Montano has been an artist all her life. She received her formal art education from the San Francisco Art Institute in 1997, graduating with a BFA in interdisciplinary arts which included drawing, painting and sculpture.
After graduating from SFAI she worked as a sculpture assistant and gave various mixed media art workshops. Montano has a strong interest in working with under-represented members of her community. She enjoys and believes in giving back to community as her part in making the world a better place. She is currently a visual art instructor for developmentally disabled adults.
Her work has been exhibited in many gallery group shows, including Diego Riviera Gallery, Workspace Ltd. Gallery, Michelle O’ Connor Gallery, and most recently SOMArts Cultural Center.

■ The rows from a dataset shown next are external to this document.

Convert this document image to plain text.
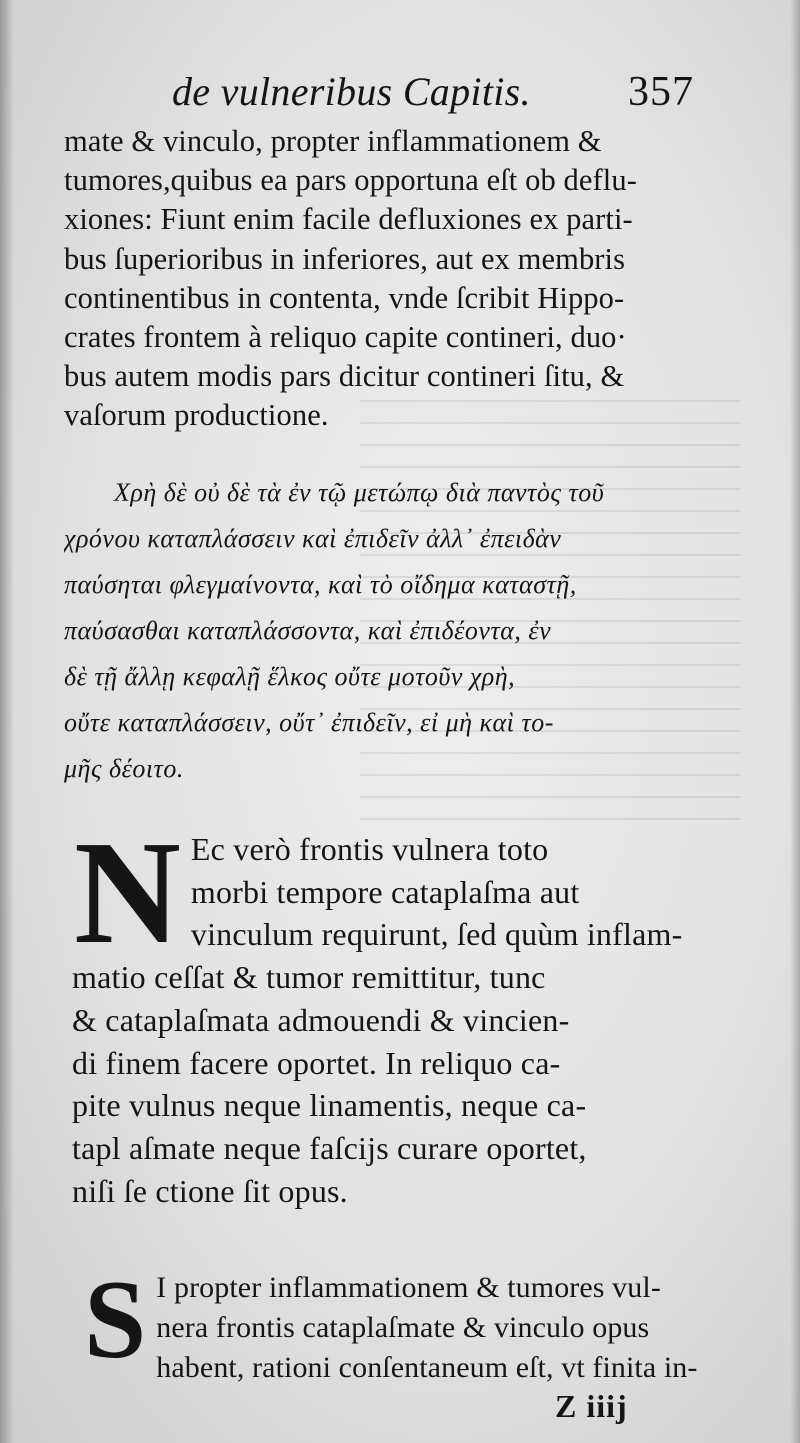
de vulneribus Capitis. 357
mate & vinculo, propter inflammationem &
tumores,quibus ea pars opportuna eſt ob deflu-
xiones: Fiunt enim facile defluxiones ex parti-
bus ſuperioribus in inferiores, aut ex membris
continentibus in contenta, vnde ſcribit Hippo-
crates frontem à reliquo capite contineri, duo·
bus autem modis pars dicitur contineri ſitu, &
vaſorum productione.
Χρὴ δὲ οὐ δὲ τὰ ἐν τῷ μετώπῳ διὰ παντὸς τοῦ
χρόνου καταπλάσσειν καὶ ἐπιδεῖν ἀλλ᾽ ἐπειδὰν
παύσηται φλεγμαίνοντα, καὶ τὸ οἴδημα καταστῇ,
παύσασθαι καταπλάσσοντα, καὶ ἐπιδέοντα, ἐν
δὲ τῇ ἄλλῃ κεφαλῇ ἕλκος οὔτε μοτοῦν χρὴ,
οὔτε καταπλάσσειν, οὔτ᾽ ἐπιδεῖν, εἰ μὴ καὶ το-
μῆς δέοιτο.
N Ec verò frontis vulnera toto
morbi tempore cataplaſma aut
vinculum requirunt, ſed quùm inflam-
matio ceſſat & tumor remittitur, tunc
& cataplaſmata admouendi & vincien-
di finem facere oportet. In reliquo ca-
pite vulnus neque linamentis, neque ca-
tapl aſmate neque faſcijs curare oportet,
niſi ſe ctione ſit opus.
S I propter inflammationem & tumores vul-
nera frontis cataplaſmate & vinculo opus
habent, rationi conſentaneum eſt, vt finita in-
Z iiij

Montano has participated in a variety of art practices including political street theater with Praxis Artists where she designed costumes and performed. The group formed in Seattle after the World Trade Organization citizen uprising.

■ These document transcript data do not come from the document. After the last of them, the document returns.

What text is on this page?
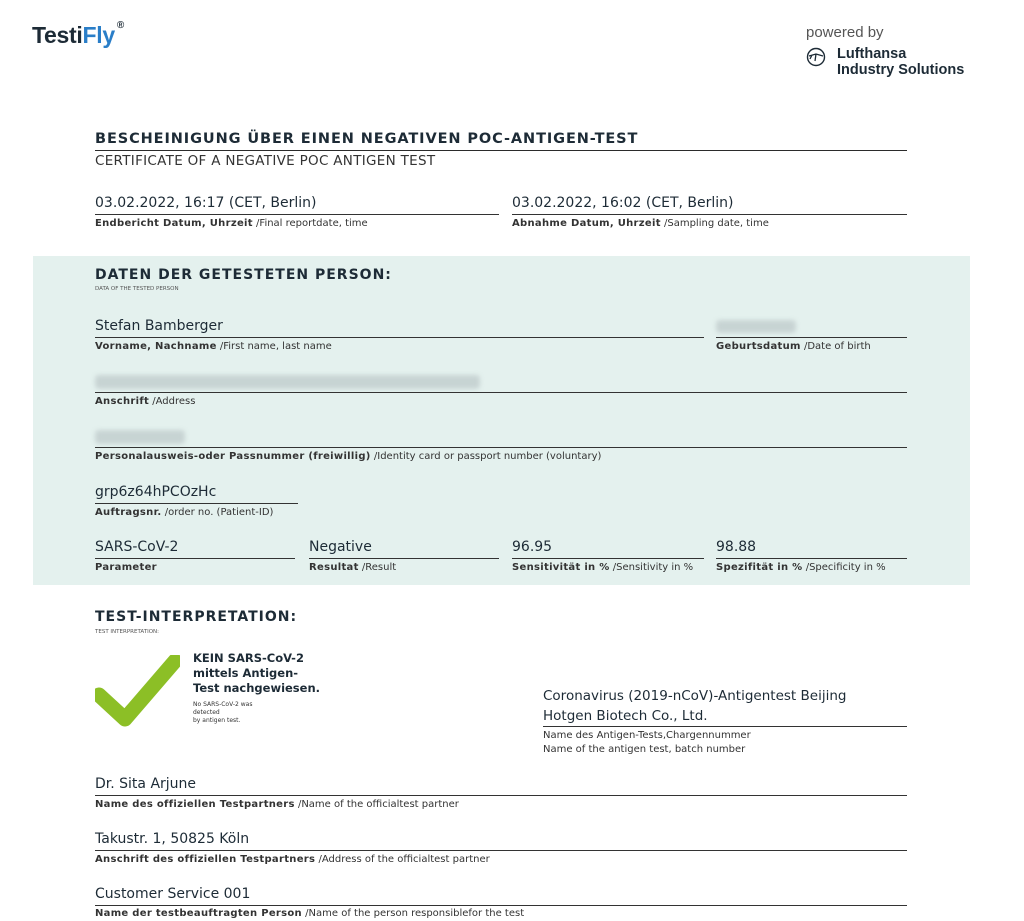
TestiFly ®	powered by
Lufthansa
Industry Solutions
BESCHEINIGUNG ÜBER EINEN NEGATIVEN POC-ANTIGEN-TEST
CERTIFICATE OF A NEGATIVE POC ANTIGEN TEST
03.02.2022, 16:17 (CET, Berlin)
Endbericht Datum, Uhrzeit /Final reportdate, time
03.02.2022, 16:02 (CET, Berlin)
Abnahme Datum, Uhrzeit /Sampling date, time
DATEN DER GETESTETEN PERSON:
DATA OF THE TESTED PERSON
Stefan Bamberger
Vorname, Nachname /First name, last name	Geburtsdatum /Date of birth
Anschrift /Address
Personalausweis-oder Passnummer (freiwillig) /Identity card or passport number (voluntary)
grp6z64hPCOzHc
Auftragsnr. /order no. (Patient-ID)
SARS-CoV-2
Parameter
Negative
Resultat /Result
96.95
Sensitivität in % /Sensitivity in %
98.88
Spezifität in % /Specificity in %
TEST-INTERPRETATION:
TEST INTERPRETATION:
KEIN SARS-CoV-2
mittels Antigen-
Test nachgewiesen.
No SARS-CoV-2 was
detected
by antigen test.
Coronavirus (2019-nCoV)-Antigentest Beijing
Hotgen Biotech Co., Ltd.
Name des Antigen-Tests,Chargennummer
Name of the antigen test, batch number
Dr. Sita Arjune
Name des offiziellen Testpartners /Name of the officialtest partner
Takustr. 1, 50825 Köln
Anschrift des offiziellen Testpartners /Address of the officialtest partner
Customer Service 001
Name der testbeauftragten Person /Name of the person responsiblefor the test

She is currently creating provocative, mixed media drawing/collage works using acrylic ink, graphite pencil, and magazine cut-outs. The works will be used in a wall installation.
Her work is inspired by personal experiences relating to socio-political and feminist themes.
Montano’s work juxtaposes aesthetic qualities with subversive imagery, combining aesthetic, thematic and technical skills. Montano impresses emotional and powerful ideas on the viewer, never shying away from controversial or taboo subjects.
She was awarded a Creative Capacity grant. Grants such as these support her current project titled, “Traded Moons” an exhibition dealing with the topic of sex trafficking of Native American women and girls. She is creating this exhibition to give voice to the women and girls, and bring much needed public awareness and dialogue which are the first steps in catalyzing change.